Swirls of Fabric | Superbarocco + Scarves

Baroque painting has always spoken to me. It’s lush, maximalist, it’s decadently rich with color and movement.

Me and the Baroque also “have history” together. When I studied at Mount Holyoke, my introduction to the world of Art History was through the Baroque & Rococo course taught by Prof. Variano. This inspired my major and later my thesis on a Caravaggio painting. For the branding of the Rome Design Agency, I included a nod to Baroque embellishments in the logo. In my line of scarves – yes, you’ve guessed it – there’s a Rococo series based on this aesthetic ornamentation.

So, it’s no surprise that the exhibition SuperBaracco at Scuderie del Quirinale was on my radar to visit.

Walking into the first room of the exhibition, the viewer is immediately struck by the immense scale of these works.
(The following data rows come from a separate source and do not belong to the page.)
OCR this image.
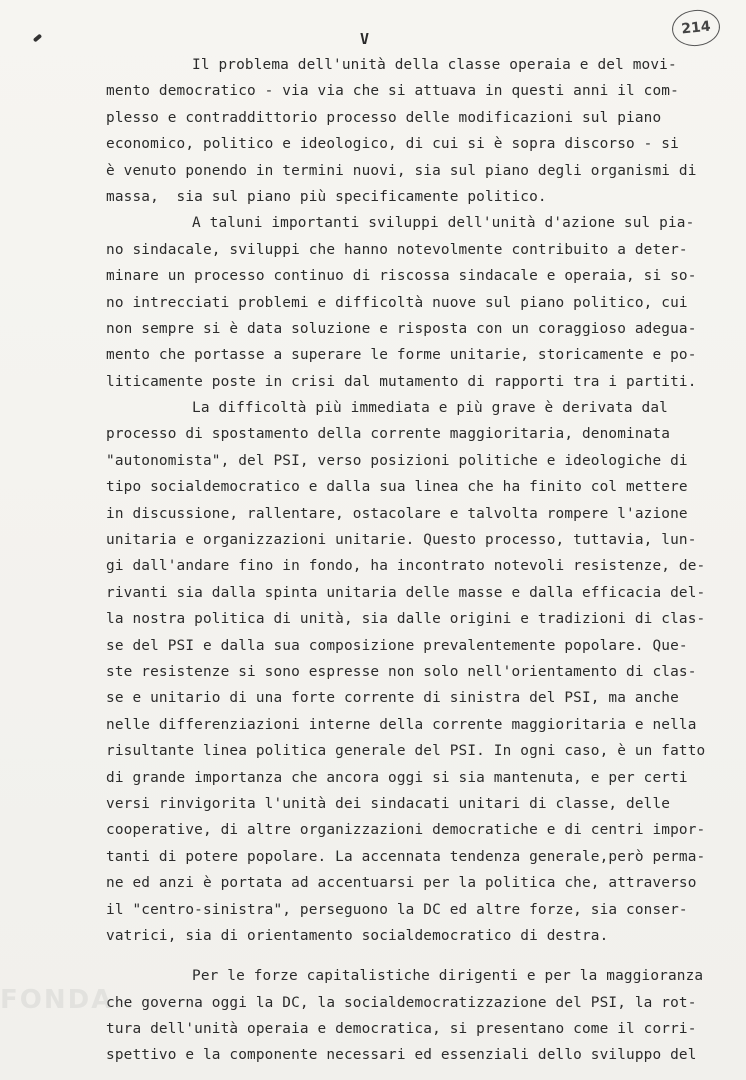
214
V
Il problema dell'unità della classe operaia e del movi-
mento democratico - via via che si attuava in questi anni il com-
plesso e contraddittorio processo delle modificazioni sul piano
economico, politico e ideologico, di cui si è sopra discorso - si
è venuto ponendo in termini nuovi, sia sul piano degli organismi di
massa,  sia sul piano più specificamente politico.
A taluni importanti sviluppi dell'unità d'azione sul pia-
no sindacale, sviluppi che hanno notevolmente contribuito a deter-
minare un processo continuo di riscossa sindacale e operaia, si so-
no intrecciati problemi e difficoltà nuove sul piano politico, cui
non sempre si è data soluzione e risposta con un coraggioso adegua-
mento che portasse a superare le forme unitarie, storicamente e po-
liticamente poste in crisi dal mutamento di rapporti tra i partiti.
La difficoltà più immediata e più grave è derivata dal
processo di spostamento della corrente maggioritaria, denominata
"autonomista", del PSI, verso posizioni politiche e ideologiche di
tipo socialdemocratico e dalla sua linea che ha finito col mettere
in discussione, rallentare, ostacolare e talvolta rompere l'azione
unitaria e organizzazioni unitarie. Questo processo, tuttavia, lun-
gi dall'andare fino in fondo, ha incontrato notevoli resistenze, de-
rivanti sia dalla spinta unitaria delle masse e dalla efficacia del-
la nostra politica di unità, sia dalle origini e tradizioni di clas-
se del PSI e dalla sua composizione prevalentemente popolare. Que-
ste resistenze si sono espresse non solo nell'orientamento di clas-
se e unitario di una forte corrente di sinistra del PSI, ma anche
nelle differenziazioni interne della corrente maggioritaria e nella
risultante linea politica generale del PSI. In ogni caso, è un fatto
di grande importanza che ancora oggi si sia mantenuta, e per certi
versi rinvigorita l'unità dei sindacati unitari di classe, delle
cooperative, di altre organizzazioni democratiche e di centri impor-
tanti di potere popolare. La accennata tendenza generale,però perma-
ne ed anzi è portata ad accentuarsi per la politica che, attraverso
il "centro-sinistra", perseguono la DC ed altre forze, sia conser-
vatrici, sia di orientamento socialdemocratico di destra.
Per le forze capitalistiche dirigenti e per la maggioranza
che governa oggi la DC, la socialdemocratizzazione del PSI, la rot-
tura dell'unità operaia e democratica, si presentano come il corri-
spettivo e la componente necessari ed essenziali dello sviluppo del
FONDA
They’re larger than life in size, with paint hues so saturated they sink into the deepest of blacks and the most radiants of white. Angels stacked upon each other look across the room to scenes of myth. A corner turned and suddenly you experience genre paintings of peasants with fruit and fresh. In each painting a new world of light and darkness, chiaroscuro, is created.

I found myself gravitating to some ornate works in gold. Namely, a frame with details so extravagant I simply had to capture a picture (or, well, ten).

However, what I honed in on and loved most was the play of fabrics as decorative element in these painitngs. The way the artists portrayed silk, from flitting and fluttering, to the heavy drapes of the velvet. It was completely rich. Then, my aha! moment. This Baroque styling was exactly how I wanted my own scarves to be portrayed on film! I desired the heightened sense of drama and movement the artists captured in these paintings.

Immediately following the exhibition, my Studio team and I emerged into the golden hour light in the piazza. The sun had begun its decent but the sky remained a bright, clear blue as we began our set up. With a heavy breeze – bordering on wind – we captured Art-as-Scarf as I had envisioned: enthroned in light and movement, as if fluttering out one of the Baroque paintings.